Western Dems balk at axing wildfire funds

Trying to make up for Katrina costs, the White House has proposed eliminating a $500 million reserve fund to fight fires in heavy wildfire years. Western-state Democrats criticized the plan Monday as shortsighted and risky.

“This fund – developed on a bipartisan basis – ensured that firefighting costs could be met,” said Sen. Dianne Feinstein, D-Calif., adding that the loss of funds might force officials to scale back fire-prevention efforts as well.

“If this fire season is worse than normal, the Forest Service will have to cancel other projects like the removal of dead and dying trees infested by bark beetles in order to pay for firefighting costs,” she said.

The proposal is part of a $2.3 billion package of cuts.

The plan still requires approval from Congress.

The $500 million reserve firefighting fund was approved by Congress last year for use if fire-suppression money is depleted – as it has been in recent years as wildfires have scorched the West.

Eliminating it is the single biggest cut in the list of reductions in the $2.3 billion package Bush proposed.

BOULDER

Scientists: Pluto may have two more moons

Three moons, not one, appear to orbit Pluto, researchers said Monday.

Using the Hubble Space Telescope, astronomers found two unknown bodies moving around Pluto, which is known already to have one moon, Charon.

Pluto and Charon inhabit the Kuiper Belt, a frigid region of space, nearly three billion miles away, that is filled with rocky and icy bodies.

The two new moons are likely tiny things, much smaller than the 750-mile-diameter Charon, but scientists have not been able to precisely calculate mass yet.

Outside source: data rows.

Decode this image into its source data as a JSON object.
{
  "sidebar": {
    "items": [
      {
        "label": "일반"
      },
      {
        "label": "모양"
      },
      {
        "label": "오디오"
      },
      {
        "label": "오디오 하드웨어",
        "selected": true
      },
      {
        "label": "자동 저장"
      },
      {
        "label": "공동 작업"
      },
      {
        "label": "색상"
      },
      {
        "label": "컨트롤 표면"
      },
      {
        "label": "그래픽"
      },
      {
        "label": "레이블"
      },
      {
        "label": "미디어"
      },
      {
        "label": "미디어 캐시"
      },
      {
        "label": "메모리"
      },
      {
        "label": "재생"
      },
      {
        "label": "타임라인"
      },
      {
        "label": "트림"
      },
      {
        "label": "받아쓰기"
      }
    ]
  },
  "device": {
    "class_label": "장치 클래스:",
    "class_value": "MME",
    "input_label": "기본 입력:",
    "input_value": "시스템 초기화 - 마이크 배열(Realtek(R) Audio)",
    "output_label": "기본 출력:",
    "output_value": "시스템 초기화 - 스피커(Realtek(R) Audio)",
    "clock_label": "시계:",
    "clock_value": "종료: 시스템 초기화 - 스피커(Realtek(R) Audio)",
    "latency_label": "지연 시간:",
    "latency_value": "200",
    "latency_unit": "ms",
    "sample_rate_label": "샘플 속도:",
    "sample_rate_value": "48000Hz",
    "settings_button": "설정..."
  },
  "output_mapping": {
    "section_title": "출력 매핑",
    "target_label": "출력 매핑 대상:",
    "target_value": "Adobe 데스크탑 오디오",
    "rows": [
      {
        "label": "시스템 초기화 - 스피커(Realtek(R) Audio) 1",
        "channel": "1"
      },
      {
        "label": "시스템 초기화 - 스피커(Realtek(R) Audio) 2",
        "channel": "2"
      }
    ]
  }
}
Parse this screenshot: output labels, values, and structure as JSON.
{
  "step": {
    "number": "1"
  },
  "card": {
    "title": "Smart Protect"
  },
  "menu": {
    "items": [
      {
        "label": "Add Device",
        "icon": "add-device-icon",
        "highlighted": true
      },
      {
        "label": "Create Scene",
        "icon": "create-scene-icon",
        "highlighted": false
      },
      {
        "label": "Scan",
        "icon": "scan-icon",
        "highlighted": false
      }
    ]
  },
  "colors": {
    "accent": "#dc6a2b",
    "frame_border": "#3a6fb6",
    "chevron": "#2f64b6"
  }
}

The research team, which is co-led by Alan Stern of the Southwest Research Institute in Boulder, plans to run follow-up observations with Hubble in February to confirm if the objects are truly moons.

BOULDER

Physicist wins prize, national recognition

A Boulder physicist has won national recognition, and a prize worth $10,000, for his research on liquid crystals.

The American Physical Society picked University of Colorado physicist Noel Clark to share the the 2006 Oliver E. Buckley Condensed Matter Prize with Robert Meyer, a physics professor at Brandeis University in Waltham, Mass.

Sixteen of the past 73 Buckley Prize recipients have gone on to win Nobel Prizes in physics or chemistry, according to CU.

Liquid crystals exhibit properties of both liquids and solids, and are used in computers, flat-panel televisions, cellphones, calculators and watches.

Clark’s research helped engineers build faster liquid-crystal devices.

He and Meyer will be awarded the prize during the American Physical Society’s meeting in Baltimore in March.